During that retreat, the British attacked Fort Washington, and John was killed while firing his cannon at Hessian soldiers (Hessians were German mercenaries in the British Army). Upon his death, Margaret, who had never trained on the cannon, but had observed her husband in action, took over firing until she was disabled by wounds to her arm, chest and lower jaw.

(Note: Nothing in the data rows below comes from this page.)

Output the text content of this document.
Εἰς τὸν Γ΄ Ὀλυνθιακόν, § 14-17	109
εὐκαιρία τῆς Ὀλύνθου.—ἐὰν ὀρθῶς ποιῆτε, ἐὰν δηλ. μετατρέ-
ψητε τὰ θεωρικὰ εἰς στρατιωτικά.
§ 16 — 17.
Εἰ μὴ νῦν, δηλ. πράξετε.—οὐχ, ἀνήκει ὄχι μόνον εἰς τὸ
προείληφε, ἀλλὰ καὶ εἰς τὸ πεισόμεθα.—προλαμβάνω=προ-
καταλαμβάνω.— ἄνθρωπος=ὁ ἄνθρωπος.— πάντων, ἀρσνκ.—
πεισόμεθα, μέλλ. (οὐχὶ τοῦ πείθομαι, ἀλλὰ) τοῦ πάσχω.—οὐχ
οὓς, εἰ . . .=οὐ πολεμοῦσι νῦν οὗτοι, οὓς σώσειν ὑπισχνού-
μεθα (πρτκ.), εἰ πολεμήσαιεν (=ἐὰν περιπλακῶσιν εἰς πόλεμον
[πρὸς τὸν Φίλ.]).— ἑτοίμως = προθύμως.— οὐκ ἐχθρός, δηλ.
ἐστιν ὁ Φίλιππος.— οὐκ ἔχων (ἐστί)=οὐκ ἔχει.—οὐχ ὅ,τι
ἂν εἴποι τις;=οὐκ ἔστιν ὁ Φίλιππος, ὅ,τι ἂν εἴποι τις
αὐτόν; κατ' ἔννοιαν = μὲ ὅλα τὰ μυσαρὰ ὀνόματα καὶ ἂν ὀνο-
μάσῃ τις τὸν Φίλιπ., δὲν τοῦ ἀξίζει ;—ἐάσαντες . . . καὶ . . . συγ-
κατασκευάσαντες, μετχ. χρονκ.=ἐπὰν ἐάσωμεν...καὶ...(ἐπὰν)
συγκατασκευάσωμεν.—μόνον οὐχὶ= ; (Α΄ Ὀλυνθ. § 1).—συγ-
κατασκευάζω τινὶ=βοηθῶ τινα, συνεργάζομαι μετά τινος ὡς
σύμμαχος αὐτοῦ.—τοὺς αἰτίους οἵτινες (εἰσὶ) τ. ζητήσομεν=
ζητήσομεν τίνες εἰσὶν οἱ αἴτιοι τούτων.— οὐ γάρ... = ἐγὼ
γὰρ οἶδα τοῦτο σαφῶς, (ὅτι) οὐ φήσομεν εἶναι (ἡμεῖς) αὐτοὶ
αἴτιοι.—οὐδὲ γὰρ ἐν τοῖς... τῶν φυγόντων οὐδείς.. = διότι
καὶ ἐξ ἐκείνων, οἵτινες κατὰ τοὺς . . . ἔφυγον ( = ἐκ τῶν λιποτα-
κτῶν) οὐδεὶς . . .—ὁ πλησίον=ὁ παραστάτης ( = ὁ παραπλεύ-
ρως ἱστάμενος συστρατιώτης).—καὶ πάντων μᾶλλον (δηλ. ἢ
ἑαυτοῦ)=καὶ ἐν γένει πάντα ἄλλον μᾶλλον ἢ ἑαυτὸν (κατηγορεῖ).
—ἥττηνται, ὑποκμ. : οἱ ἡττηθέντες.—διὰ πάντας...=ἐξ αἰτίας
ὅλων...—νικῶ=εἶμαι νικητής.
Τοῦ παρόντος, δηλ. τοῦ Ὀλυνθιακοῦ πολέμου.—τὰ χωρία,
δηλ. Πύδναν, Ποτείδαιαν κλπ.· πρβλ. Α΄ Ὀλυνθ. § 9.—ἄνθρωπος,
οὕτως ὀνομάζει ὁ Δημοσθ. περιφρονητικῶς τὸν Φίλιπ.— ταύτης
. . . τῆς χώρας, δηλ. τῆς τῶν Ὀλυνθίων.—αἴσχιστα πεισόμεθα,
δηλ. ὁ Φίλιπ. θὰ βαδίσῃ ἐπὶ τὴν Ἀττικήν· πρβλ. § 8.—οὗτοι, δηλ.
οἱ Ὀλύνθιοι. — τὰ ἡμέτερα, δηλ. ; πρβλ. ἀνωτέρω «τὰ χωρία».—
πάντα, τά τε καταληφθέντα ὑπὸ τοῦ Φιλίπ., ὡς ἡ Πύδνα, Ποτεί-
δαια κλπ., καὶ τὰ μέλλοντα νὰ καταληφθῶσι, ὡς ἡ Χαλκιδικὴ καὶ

The Americans were eventually forced to surrender Fort Washington. Margaret was taken prisoner, but later released and paroled under a “wounded soldier” classification. She then went to Philadelphia, where she struggled to adapt to – but never fully recovered from – her war wounds. Her plight came to the attention of Pennsylvania’s Executive Council, which paid some of her medical expenses, but in July 1799 the Board of War, an organization created by Congress, learned of her heroism and awarded her a military pension that was one half of what a regular soldier in the Continental Army received, making her the first woman in American history to receive a military pension.
Margaret Corbin was officially discharged from the Continental Army in 1783. She died this week in 1800 and was buried in Highland Falls, N.Y. She was just 48 years-old. Today, at Fort Tryon Park in New York City, which in 1776 was where Margaret Corbin took over her husband’s cannon, there is a plaque honoring her service, and “Margaret Corbin Circle” is just outside of the park’s main entrance. “Margaret Corbin Drive” connects the park to the Henry Hudson Parkway.
In 1926, the Daughters of the American Revolution (DAR) successfully petitioned to have Margaret Corbin buried with full military honors at the cemetery of the U.S. Military Academy at West Point. Her grave in Highland Falls was located and her body exhumed, with her identity verified by a doctor’s postmortem examination of the damage done to her arm, chest and jaw during the battle of Fort Washington.
At her West Point gravesite behind West Point’s Old Cadet Chapel is the Margaret Corbin Monument, erected by DAR. Today Margaret Corbin is one of only two Revolutionary War soldiers buried there.